プレイヤーの店主にロングソードを渡されるたびに「もっと重い奴」と言い続けたキリトは、最終的に彼の身長に迫るほどの大剣だった。先細りになった刀身は、いかにも重そうな黒光している。おそらくこれは、土妖精(ノーム)に多い巨人型プレイヤー用装備だ。

ネザーの選んだ武器は普通サイズの片手剣だが、店主に剣の強度、スピード、使った素材、攻撃力などと、色々と詳細な質問を続けた上でようやく決めた片手剣だ。大きさもそうだが、自分とバランスに合うかどうかも重視しているのだろう。

インプは完全ダークタイプな種族。
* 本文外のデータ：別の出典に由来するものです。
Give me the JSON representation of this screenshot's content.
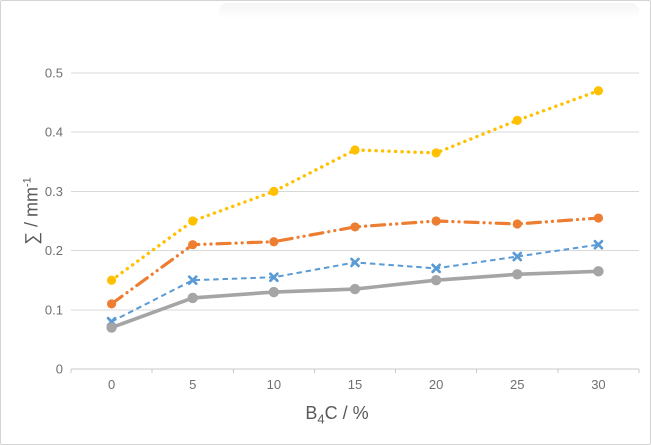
{
  "chart_data": {
    "type": "line",
    "categories": [
      "0",
      "5",
      "10",
      "15",
      "20",
      "25",
      "30"
    ],
    "series": [
      {
        "name": "yellow-dotted",
        "color": "#FFC000",
        "line_style": "dotted",
        "marker": "circle",
        "values": [
          0.15,
          0.25,
          0.3,
          0.37,
          0.365,
          0.42,
          0.47
        ]
      },
      {
        "name": "orange-long-dash-dot-dot",
        "color": "#ED7D31",
        "line_style": "long-dash-dot-dot",
        "marker": "circle",
        "values": [
          0.11,
          0.21,
          0.215,
          0.24,
          0.25,
          0.245,
          0.255
        ]
      },
      {
        "name": "blue-dashed",
        "color": "#5B9BD5",
        "line_style": "dashed",
        "marker": "x",
        "values": [
          0.08,
          0.15,
          0.155,
          0.18,
          0.17,
          0.19,
          0.21
        ]
      },
      {
        "name": "gray-solid",
        "color": "#A5A5A5",
        "line_style": "solid",
        "marker": "circle",
        "values": [
          0.07,
          0.12,
          0.13,
          0.135,
          0.15,
          0.16,
          0.165
        ]
      }
    ],
    "title": "",
    "xlabel": {
      "text": "B",
      "sub": "4",
      "suffix": "C / %"
    },
    "ylabel": {
      "text": "∑ / mm",
      "sup": "-1"
    },
    "y_ticks": [
      "0",
      "0.1",
      "0.2",
      "0.3",
      "0.4",
      "0.5"
    ],
    "ylim": [
      0,
      0.5
    ],
    "grid": "horizontal",
    "legend": "none",
    "gridline_color": "#D9D9D9",
    "axis_color": "#C9C9C9",
    "tick_label_color": "#707070",
    "axis_title_color": "#595959"
  }
}
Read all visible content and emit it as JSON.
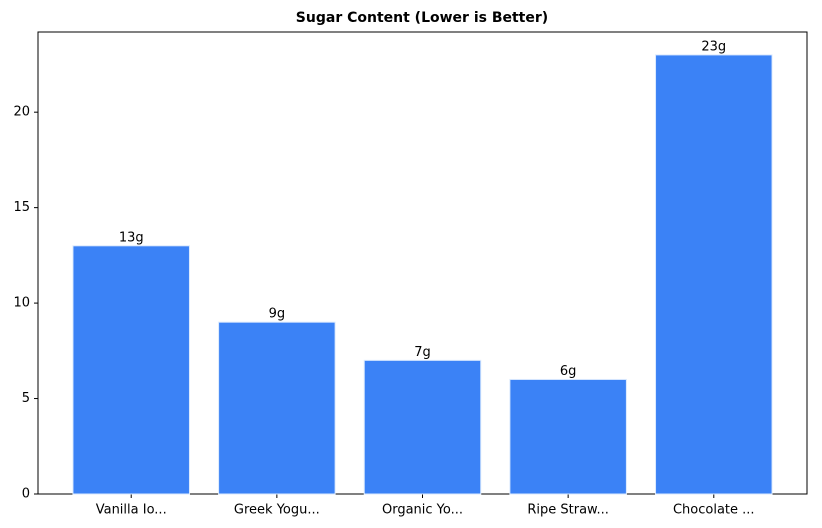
{
  "chart_data": {
    "type": "bar",
    "title": "Sugar Content (Lower is Better)",
    "categories": [
      "Vanilla Io...",
      "Greek Yogu...",
      "Organic Yo...",
      "Ripe Straw...",
      "Chocolate ..."
    ],
    "values": [
      13,
      9,
      7,
      6,
      23
    ],
    "value_labels": [
      "13g",
      "9g",
      "7g",
      "6g",
      "23g"
    ],
    "color": "#3b82f6",
    "ylim": [
      0,
      24.2
    ],
    "yticks": [
      0,
      5,
      10,
      15,
      20
    ],
    "grid": false
  }
}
闇属性の上級魔法が扱えるのはインプのみであり、スプリガン並みのデバフ系特殊スキルも豊富に使える。暗闇でも飛行できる暗視能力が高く、夜の奇襲も簡単にこなすと言われてる。魔法と剣技の2つをバランスよく使う種族として知られている。

ALOでは、与ダメージ量を決定するのは《武器自体の攻撃力》と《それが振られるスピード》だけだが、それだと速度補正に(まさ)るシルフやケットシーのプレイヤーが有効になってしまう。そこで、筋肉タイプのプレイヤーは、攻撃力に優る巨大武器を扱いやすくなるように設定してバランスを取っている。

シルフでも、スキルをあげればハンマーやアックスといった重い武器を装備できないことはないが、固定隠しパラメーターの筋力が足りないためにとても実戦で使いこなすことはできない。スプリガンはマルチタイプの種族だが、キリトはどう見てもスピードタイプの体型だ。

「そんな大きな剣、振れるのぉー?」

呆れつつリーファが訊くと、キリトは涼しい顔で頷いた。

「問題ない」

……そう言われれば納得するしかなかった。2人はそれぞれの剣の代金を払い、片手で器用に剣を回したネザーは、ベルトの後ろ腰に装備された斜め状の鞘にしまう。キリトは受け取った大剣をよっこらしょうと背中に吊ったが、鞘の先が地面に(こす)りそうになっている。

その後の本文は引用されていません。